At Tier 1 (Perth, a city 700 km south of the MRO), the Long-term Archive (LTA) periodically ingests visibility data stream from Online Archive (OA) via a 10Gbps fibre optic link (i.e. the shaded arrow from OA to LTA), which is a part of the Australian high speed National Broadband Network (NBN). The dotted arrow between OA and LTA represents the transfer of metadata on instruments, observations, and monitor and control information. This transfer is an asynchronous continuous stream supported by the cascading replication streaming environment. The current LTA storage facility — the Pawsey Hierarchical Storage Management (HSM) — is a combination of magnetic disks and tape libraries provided by the Pawsey Supercomputing Centre, whose mission is to foster scientific and technological innovation through the provision of supercomputing and eResearch services. Both data and metadata at LTA will be selectively transferred to a set of Mirrored Archives (MA) at Tier 2. The transfer between LTA and MAs is facilitated by Proxy Archive located at the International Centre for Radio Astronomy Research (ICRAR). An additional copy of the data at LTA can be migrated onto Offline Processing for running compute jobs such as calibration and imaging. Pawsey provides the data-intensive GPU-cluster Galaxy which used for offline data processing and which also schedules data movement.
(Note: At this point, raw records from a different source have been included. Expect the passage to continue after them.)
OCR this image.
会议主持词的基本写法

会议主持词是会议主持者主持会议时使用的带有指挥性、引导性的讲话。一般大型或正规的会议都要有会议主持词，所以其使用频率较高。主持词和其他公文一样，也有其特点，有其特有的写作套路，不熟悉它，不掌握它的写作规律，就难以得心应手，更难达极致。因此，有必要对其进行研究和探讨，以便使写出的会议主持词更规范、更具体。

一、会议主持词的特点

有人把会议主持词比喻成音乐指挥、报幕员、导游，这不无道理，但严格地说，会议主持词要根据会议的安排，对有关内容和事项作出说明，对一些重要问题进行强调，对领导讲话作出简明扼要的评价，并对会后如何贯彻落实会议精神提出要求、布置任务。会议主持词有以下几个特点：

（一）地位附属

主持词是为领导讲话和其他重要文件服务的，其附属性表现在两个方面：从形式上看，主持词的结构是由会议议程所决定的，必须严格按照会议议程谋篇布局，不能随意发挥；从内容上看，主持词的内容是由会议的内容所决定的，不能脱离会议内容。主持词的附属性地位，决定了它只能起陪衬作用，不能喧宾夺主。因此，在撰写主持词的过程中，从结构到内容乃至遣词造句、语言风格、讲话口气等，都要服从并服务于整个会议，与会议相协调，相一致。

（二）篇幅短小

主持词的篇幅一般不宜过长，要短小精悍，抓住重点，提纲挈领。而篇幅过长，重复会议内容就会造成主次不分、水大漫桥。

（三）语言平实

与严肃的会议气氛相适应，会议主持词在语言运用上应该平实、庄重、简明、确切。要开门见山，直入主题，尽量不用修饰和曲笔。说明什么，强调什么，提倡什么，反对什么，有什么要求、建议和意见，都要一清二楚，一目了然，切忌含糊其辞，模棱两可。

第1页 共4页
Tier 2 is composed of mirrored archive facilities that subscribe to specific data products with Tier 1, and continuously ingests updated data streams of relevant data types on a regular basis. Currently, Tier 2 data archive facilities exist or are being constructed at: the Massachusetts Institute of Technology (MIT), USA; the Victoria University of Wellington (VUW), New Zealand; Raman Research Institute (RRI), India; and the University of Melbourne, Australia. Data in transit from Tier 1 to Tier 2 is carried over by the Australia Academic and Research Network (AARNET) across the Pacific Ocean. These MAs host a subset of the data products originally available in LTA and provide processing capabilities for local scientists to reduce and analyse data relevant to their research projects. While LTA in Tier 1 periodically pushes data to MAs in Tier 2 in an automated fashion, one can schedule ad-hoc data transfer from LTA to a Tier 2 machine via User Interfaces (UI). Web interfaces and Python APIs are available for MWA scientists to either synchronously retrieve or asynchronously receive raw visibility data. The MWA Archive team is currently developing the interface compliant to IVOA standards (e.g. SIAP, TAP) to access MWA science-ready data products including image cubes and catalogues.
The MWA Archive team currently has four ICRAR staff: Andreas Wicenec (lead), Chen Wu, Dave Pallot and Alessio Checcucci. They have collectively contributed 1 FTE time towards developing the MWA data system since February 2012.